Monday 30 November 2015

final workbook session

I know it's my own fault but I felt really rather discouraged upon leaving our final workbook session of the term today.

I'm a little bit tired of how frequently my cohort likes to (as the Mormons say) "bear testimony" of how much they love each other and the programme and how we work together, etc. etc. etc. 

Cool. Got it. 

It doesn't serve much to continue talking and TALKING about it. 

And it's tough because I can't invalidate someone else's experience or opinion-- their views are all valid. But for example, Robert started talking about his friend who is in a 3-year course and how glad he is that he's in a 2-year programme because he'd rather "fast-track" his progress. But our course isn't a "fast track." And it shouldn't be. And I certainly can't say that I feel like I'm on a "fast track" since one Shakespeare scene in acting class and working on one Shakespeare play hasn't really given us a lot of exposure to the entire era. The whole point is to find and explore and discover in depth.

What our programme is is immersive-- or at least it should be. We aren't going to "be tested" on the reading list, but the discoveries we make in the reading should be reflective in our work. We don't have many traditional assignments due each week, but the work we do between sessions should indicate a level of focus ongoing outside of class. I was attracted to this programme specifically because it expects the students to do the work of a 3-year course in two years. To me there's nothing "fast track" about that.  There's a lot of trust and responsibility put on us in that regard. And the progress I feel we've made as a cohort this term I'm not sure reflects the depth we could have reached in ten weeks. I think we've "fast tracked" it in the sense of being a little bit shallow, breezing along and taking advantage of free evenings and no papers to write.

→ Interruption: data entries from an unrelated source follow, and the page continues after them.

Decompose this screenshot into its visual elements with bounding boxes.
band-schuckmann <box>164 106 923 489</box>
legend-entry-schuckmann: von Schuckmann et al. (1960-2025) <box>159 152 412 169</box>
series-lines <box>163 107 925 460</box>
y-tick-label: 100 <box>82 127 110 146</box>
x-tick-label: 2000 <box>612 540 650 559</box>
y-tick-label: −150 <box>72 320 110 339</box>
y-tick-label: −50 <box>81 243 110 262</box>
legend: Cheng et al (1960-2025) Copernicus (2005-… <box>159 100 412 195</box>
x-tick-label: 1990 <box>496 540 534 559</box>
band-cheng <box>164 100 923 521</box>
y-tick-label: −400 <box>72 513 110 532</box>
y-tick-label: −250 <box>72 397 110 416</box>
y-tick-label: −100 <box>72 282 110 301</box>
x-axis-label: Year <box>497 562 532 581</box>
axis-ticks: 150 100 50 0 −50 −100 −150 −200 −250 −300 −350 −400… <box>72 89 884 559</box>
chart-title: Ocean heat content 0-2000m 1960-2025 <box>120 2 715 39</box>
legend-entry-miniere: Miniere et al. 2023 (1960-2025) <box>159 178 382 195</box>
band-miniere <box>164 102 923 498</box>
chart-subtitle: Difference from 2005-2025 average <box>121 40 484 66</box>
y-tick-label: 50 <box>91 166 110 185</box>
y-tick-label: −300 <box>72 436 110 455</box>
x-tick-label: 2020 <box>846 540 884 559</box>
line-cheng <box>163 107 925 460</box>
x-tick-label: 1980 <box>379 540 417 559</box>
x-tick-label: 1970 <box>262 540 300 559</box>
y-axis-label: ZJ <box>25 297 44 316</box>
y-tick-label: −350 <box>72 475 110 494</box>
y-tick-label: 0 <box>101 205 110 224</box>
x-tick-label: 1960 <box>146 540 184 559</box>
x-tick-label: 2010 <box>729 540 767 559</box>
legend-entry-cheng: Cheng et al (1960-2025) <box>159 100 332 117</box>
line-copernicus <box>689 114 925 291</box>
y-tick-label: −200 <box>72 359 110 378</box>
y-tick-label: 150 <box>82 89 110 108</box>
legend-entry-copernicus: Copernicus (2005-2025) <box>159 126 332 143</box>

I know I haven't done everything I can either. I know I've allowed my mindset to be somewhat swayed by the fact that I'm fairly confident in at least some sessions that people won't take it very seriously, won't necessarily have done the work throughout the week, won't necessarily even be completely memorized, and that there will be very little consequence for that, particularly since we aren't being assessed on much this term. I know I've fallen into that trap. It's a tough one too, because I see myself doing it and I'm annoyed by myself, but I'm also faced with the reality that it's hard to reach new depths for myself in every session (some it's certainly possible, and I do my best in those to push myself) when I spend time waiting for others to catch up, simply because they haven't thought about the session since the previous week. I can coast on that. We all can.

It makes me really frustrated. And energized to do better.

But I don't know how to push my friends to expect more of themselves too. I suppose that will come naturally the progression of the course in each term, if for no other reason that we'll have assessments in more and more classes to look forward to. But I think more can be expected of us. All eight of us are capable of SO MUCH MORE than we've been displaying. We are MASTERS students, which means we should be producing MASTERS-level work, whether or not it's even expected of us. We should go home every day feeling exhausted and spent, but responsible for the work we still need to do before coming back to class the next morning.

This shouldn't be a "fast track."

I need to do a lot of reflecting over the break to take ownership of what I can do better. And I will do those things, for the sake of myself and also the cohort. But I hope I can look forward to the support of my fellow students to do the same.